¹ Research Institute of Cerebrovascular Pathology and Stroke of the Federal State Budgetary Institution “Russian National Research Medical University named after N.I. Pirogov »Ministry of Health of Russia, Moscow, Russia;
² Igauz "Interregional Clinical and Diagnostic Center", Kazan, Russia;
³ St. Petersburg GBUZ "City Hospital No. 26", St. Petersburg, Russia;
⁴ St. Petersburg GBUZ "City Hospital No. 40 of the Resort Administrative District", St. Petersburg, Russia;
⁵ St. Petersburg GBUZ "City multidisciplinary hospital No. 2", St. Petersburg, Russia;
⁶ FSBEI in Kazan State Medical University of the Ministry of Health of Russia, Kazan, Russia;
⁷ St. Petersburg GBUZ "Nikolaev Hospital", St. Petersburg, Russia;
⁸ GBUZ "Vsevolozhsk Clinical Interdistrict Hospital", Leningrad Region, Russia;
⁹ Mubz "City Clinical Hospital No. 1 named after N.I. Pirogov ", Samara, Russia;
¹⁰ GBUZ "Samara Regional Clinical Hospital named after V.D. Seredavina ”, Samara, Russia;
¹¹ FGBNU "Scientific Institute of Experimental and Clinical Medicine", Novosibirsk, Russia.

Place of publication:
a journal of neurology and psychiatry named after S.S. Korsakova, 2017, No. 3, issue 2

Summary:
Purpose of the study.

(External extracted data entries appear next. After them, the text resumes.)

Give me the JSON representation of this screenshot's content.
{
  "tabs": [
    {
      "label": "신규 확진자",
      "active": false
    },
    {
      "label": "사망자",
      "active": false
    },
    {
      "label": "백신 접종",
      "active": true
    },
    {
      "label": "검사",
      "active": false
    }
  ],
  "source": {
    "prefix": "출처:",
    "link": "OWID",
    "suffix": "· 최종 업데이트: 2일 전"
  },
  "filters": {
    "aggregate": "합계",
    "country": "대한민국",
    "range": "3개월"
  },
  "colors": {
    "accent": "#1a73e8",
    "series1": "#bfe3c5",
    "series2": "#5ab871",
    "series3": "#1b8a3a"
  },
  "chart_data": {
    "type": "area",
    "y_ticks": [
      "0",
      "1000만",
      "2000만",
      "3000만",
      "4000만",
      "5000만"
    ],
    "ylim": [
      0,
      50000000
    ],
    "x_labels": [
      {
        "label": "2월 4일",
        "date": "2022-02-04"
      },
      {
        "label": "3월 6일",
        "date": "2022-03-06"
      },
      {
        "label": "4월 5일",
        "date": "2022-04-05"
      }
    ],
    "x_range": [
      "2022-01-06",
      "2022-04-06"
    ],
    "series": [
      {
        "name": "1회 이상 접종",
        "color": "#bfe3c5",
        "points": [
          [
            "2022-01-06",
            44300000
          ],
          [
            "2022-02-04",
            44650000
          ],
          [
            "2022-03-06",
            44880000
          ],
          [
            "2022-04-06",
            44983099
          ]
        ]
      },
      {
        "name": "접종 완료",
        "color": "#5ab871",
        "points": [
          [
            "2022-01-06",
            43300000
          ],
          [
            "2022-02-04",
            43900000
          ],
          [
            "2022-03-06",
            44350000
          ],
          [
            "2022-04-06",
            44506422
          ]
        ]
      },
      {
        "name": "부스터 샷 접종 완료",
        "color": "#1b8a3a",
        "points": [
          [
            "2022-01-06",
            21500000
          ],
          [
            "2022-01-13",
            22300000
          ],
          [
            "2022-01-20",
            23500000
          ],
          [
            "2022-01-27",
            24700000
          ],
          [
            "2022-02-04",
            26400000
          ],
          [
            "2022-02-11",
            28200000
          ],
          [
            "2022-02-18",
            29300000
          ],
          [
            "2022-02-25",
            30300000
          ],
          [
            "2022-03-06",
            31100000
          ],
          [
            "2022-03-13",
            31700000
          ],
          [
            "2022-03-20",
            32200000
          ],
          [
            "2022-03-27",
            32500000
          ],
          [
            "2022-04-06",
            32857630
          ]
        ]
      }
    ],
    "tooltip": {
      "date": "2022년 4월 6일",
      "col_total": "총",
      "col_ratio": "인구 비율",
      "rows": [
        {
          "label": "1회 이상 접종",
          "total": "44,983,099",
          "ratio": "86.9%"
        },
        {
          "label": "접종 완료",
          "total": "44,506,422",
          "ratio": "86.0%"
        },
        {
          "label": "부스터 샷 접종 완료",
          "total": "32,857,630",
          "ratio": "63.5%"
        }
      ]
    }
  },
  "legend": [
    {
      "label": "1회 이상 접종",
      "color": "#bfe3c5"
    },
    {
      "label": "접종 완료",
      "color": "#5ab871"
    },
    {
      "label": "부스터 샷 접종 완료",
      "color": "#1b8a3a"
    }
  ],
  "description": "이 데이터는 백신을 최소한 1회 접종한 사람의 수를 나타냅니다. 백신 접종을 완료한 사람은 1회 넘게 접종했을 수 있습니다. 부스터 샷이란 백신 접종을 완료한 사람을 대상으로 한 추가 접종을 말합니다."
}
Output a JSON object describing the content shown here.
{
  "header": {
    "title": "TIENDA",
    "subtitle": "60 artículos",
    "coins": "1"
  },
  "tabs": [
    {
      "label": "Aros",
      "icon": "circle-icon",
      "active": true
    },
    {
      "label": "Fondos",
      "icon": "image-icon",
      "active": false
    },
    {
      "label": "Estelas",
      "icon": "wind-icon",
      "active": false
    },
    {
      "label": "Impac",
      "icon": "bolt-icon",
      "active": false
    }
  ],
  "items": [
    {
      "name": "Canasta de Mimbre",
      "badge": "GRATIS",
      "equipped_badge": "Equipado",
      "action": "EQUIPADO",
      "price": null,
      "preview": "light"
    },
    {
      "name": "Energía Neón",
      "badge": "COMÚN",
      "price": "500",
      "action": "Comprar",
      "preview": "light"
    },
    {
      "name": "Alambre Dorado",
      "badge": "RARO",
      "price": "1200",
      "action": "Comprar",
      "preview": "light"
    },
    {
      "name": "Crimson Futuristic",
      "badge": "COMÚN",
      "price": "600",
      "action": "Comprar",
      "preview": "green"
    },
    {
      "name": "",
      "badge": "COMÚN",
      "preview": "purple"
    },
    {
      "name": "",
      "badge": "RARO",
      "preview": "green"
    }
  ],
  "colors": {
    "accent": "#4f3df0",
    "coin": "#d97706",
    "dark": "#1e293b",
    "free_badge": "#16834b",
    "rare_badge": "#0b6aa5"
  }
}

To evaluate the effectiveness and safety of prolonged sequential therapy with Mexidol with patients with hemispherical ischemic stroke (AI) in acute and early recovery periods. Material and methods. 151 patients (62 men and 89 women) were included in the randomized double-centered placebo-controlled multicenter placebo-controlled in parallel research groups, 150 patients (62 men and 88 women) aged 40 to 79 years are randomized. Patients by simple randomization were distributed to 2 groups: patients of the 1st group received therapy with Mexidol of 500 mg/day intravenously for 10 days, followed by 1 tablet (125 mg) 3 times a day for 8 weeks. Patients of the 2nd group received a placebo according to a similar scheme. The duration of participation in the study was from 67 to 71 days. Results. At the time of the end of the therapy, the average score on the modified scale of Rankin (MSHR) was lower in the 1st group than in the 2nd (p = 0.04). The dynamics of reducing the average score according to MSHR (1-5th visit) was more pronounced in the 1st group (p = 0.023). The proportion of patients who have reached the recovery corresponding to 0-2 points in MSHR (5th visit) was significantly higher in the 1st group (p = 0.039). When testing on a stroke scale of the National Institute for Health to the 5th visit, the average value was lower in the 1st group (p = 0.035). A decrease in the score on the stroke scale of the National Institute for Health at the time of the end of the course of therapy regarding the initial level in patients with diabetes was more pronounced in the 1st group (p = 0.038). In the 1st group in the general population of patients and subpopulation of patients with diabetes, the dynamics of improving the quality of life was more pronounced and was observed from the 2nd visit. The proportion of patients with the lack of problems in space was significantly higher in the 1st group (p = 0.022). There were no reliable differences in the frequency of unwanted phenomena in patients of both groups. Conclusion. It is recommended that the use of Mexidol in the acute and early recovery periods of AI is recommended. Keywords: acute cerebrovascular accident, mexidol, ethylmethylhydroxypyridine succinate, effectiveness and safety, ischemic stroke, acute period, early recovery period, epic.